Dossier : IMM-3066-97

ENTRE :

  VOLODIMIR GORODISKIY

  demandeur

  et

  LE MINISTRE DE LA CITOYENNETÉ ET DE L’IMMIGRATION

  défendeur

  MOTIFS DE L’ORDONNANCE

LE JUGE MACKAY :

[1]  La Cour est saisie d’une demande de contrôle judiciaire, présentée le 22 juillet 1997, à l’encontre d’une décision rendue par la Commission de l’immigration et du statut de réfugié (CISR) le 27 juin 1997 par laquelle la CISR a conclu que le demandeur n’était pas un réfugié au sens de la Convention.

[2]  L’audition de cette affaire a eu lieu à Toronto, le 23 juin 1998, et la décision a été mise en délibéré. Après examen des arguments présentés à l’audience et du dossier, une ordonnance rejetant la demande pour les motifs énoncés ci-après a été rendue le 25 juin 1998.

Faits

[3]  M. Gorodiskiy est citoyen de l’Ukraine. Il travaillait comme matelot et avait obtenu un emploi grâce à une entreprise ukrainienne qui fournissait des membres d’équipage à d’autres compagnies. Après le versement répété de pots-de-vin à cette entreprise, M. Gorodiskiy a finalement obtenu, en avril 1994, une promesse d’emploi avec une société de transport maritime allemande du nom de Clipper Management. L’employeur ukrainien avait assorti son offre d’une condition finale; il exigeait que M. Gorodiskiy adhère au syndicat de marins d’Odessa (Odessa Seaman Trade Union [OSTU]) et paie une cotisation mensuelle de 50 $ US.

[4]  À son arrivée en Belgique pour commencer son emploi, le demandeur a constaté que les modalités de son contrat d’emploi, quant au salaire, aux heures supplémentaires et aux conditions de travail, n’étaient pas respectées. Il a par la suite été forcé de signer des formulaires en blanc avant de recevoir sa paie, et on l’a menacé de représailles s’il portait plainte.

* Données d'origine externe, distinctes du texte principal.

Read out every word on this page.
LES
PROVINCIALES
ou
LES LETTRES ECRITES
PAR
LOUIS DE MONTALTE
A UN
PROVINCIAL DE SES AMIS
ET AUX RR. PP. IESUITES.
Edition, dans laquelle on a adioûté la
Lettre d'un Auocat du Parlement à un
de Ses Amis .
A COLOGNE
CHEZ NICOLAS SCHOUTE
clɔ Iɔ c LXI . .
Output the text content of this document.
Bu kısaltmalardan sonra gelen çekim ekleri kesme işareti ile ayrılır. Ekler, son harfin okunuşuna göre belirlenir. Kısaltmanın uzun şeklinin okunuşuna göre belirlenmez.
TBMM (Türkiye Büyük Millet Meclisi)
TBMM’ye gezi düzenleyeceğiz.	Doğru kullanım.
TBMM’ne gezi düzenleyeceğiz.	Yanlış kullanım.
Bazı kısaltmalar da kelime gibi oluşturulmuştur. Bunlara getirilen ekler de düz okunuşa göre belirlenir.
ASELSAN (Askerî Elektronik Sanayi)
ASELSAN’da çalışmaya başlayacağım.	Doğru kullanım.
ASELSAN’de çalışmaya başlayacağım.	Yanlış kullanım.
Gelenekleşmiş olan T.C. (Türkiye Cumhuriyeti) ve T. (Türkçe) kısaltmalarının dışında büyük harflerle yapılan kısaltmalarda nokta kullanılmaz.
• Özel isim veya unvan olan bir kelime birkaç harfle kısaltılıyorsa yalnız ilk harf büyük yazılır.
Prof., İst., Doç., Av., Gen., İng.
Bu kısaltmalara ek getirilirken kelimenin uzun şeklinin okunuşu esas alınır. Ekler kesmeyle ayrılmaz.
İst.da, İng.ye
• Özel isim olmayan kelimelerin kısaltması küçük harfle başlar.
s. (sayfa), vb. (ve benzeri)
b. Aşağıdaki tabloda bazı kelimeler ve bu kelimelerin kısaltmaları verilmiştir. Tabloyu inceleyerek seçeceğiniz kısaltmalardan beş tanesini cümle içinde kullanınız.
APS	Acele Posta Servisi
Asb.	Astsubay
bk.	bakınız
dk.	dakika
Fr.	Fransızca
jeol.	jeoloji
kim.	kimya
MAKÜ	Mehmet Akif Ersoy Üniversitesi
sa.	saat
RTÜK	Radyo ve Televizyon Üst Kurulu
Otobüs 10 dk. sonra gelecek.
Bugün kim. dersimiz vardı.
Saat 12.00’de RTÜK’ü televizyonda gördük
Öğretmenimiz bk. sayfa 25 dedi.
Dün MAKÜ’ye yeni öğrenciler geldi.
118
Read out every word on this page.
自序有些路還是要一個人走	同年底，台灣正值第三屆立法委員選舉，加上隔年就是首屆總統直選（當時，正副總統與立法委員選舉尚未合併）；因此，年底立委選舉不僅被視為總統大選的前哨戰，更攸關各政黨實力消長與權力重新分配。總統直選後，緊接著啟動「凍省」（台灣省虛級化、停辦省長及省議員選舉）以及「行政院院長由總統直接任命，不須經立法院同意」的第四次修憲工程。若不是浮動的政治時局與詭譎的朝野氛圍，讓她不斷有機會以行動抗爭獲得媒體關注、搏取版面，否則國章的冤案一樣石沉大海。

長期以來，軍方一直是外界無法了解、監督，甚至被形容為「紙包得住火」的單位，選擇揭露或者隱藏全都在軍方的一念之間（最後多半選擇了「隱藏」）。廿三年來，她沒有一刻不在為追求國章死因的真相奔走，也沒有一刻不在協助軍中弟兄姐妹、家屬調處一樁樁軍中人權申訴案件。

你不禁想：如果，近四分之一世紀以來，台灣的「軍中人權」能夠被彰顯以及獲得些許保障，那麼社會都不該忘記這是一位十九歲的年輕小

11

[5]  En mars 1995, le demandeur a finalement déposé une plainte, par téléphone, auprès de la Fédération syndicale internationale, qui a envoyé un inspecteur qui a arraisonné le navire lorsqu’il était à quai, en Finlande. La société de transport maritime allemande Clipper a dû payer une amende. Le capitaine du navire a alors dit au demandeur d’arrêter de se plaindre, « sinon... ».

[6]  En juin 1995, le demandeur est retourné à Kiev, en Ukraine, pour apprendre que sa mère avait subi une crise cardiaque causée, croyait-il, par le harcèlement dont elle avait été victime de la part d’hommes qui cherchaient à obtenir des renseignements sur le demandeur. Lorsque le demandeur est retourné à Odessa, le syndicat s’est plaint à son sujet à la police qui l’a obligé à signer un document lui interdisant de quitter Odessa. Le récit du demandeur, figurant sur son formulaire de renseignements personnels (FRP), est ainsi rédigé : [traduction]

  ... Le 5 août 1995, j’ai reçu une sommation indiquant que je devais me présenter pour une audience prévue le 15 septembre 1995, pour un crime non spécifié. Je craignais d’être injustement poursuivi et condamné et d’être emprisonné indéfiniment. Je savais que je devais fuir l’Ukraine. En septembre, j’ai obtenu un visa pour le Canada et, le 26 octobre 1995, j’ai pris un vol pour le Canada.

 

  […]

 

  Je n’ai pas cherché à obtenir la protection de l’État pour la fraude dont j’étais victime de la part de la société Ters (mon employeur ukrainien), car je craignais d’être incarcéré ou harcelé par la police pour avoir porté plainte. De plus, étant membre du syndicat OSTU, je ne pouvais contester les pouvoirs ou les pratiques abusives de ce syndicat, car il était dirigé par l’État.

 

  […]

 

  Si j’étais expulsé vers mon pays d’origine, je serais immédiatement arrêté et injustement poursuivi, condamné et incarcéré pour une longue période, pour avoir fui illégalement Odessa en flagrante violation des ordres de la police. Je serais également puni pour avoir dénoncé et critiqué les pratiques d’un syndicat contrôlé et exploité par l’État. Les systèmes judiciaire, syndical et politique de l’Ukraine conspireraient tous pour me faire subir de grandes persécutions, dès mon rapatriement de force.

 

  […]

 

  Je ne pourrais jamais échapper en permanence aux autorités, une fois en Ukraine. En effet, pour obtenir un emploi en Ukraine, tous les citoyens doivent présenter leur propiska, un document équivalant à un permis de résidence et d’autorisation délivré par l’État. Je serais arrêté dès que je présenterais ce document.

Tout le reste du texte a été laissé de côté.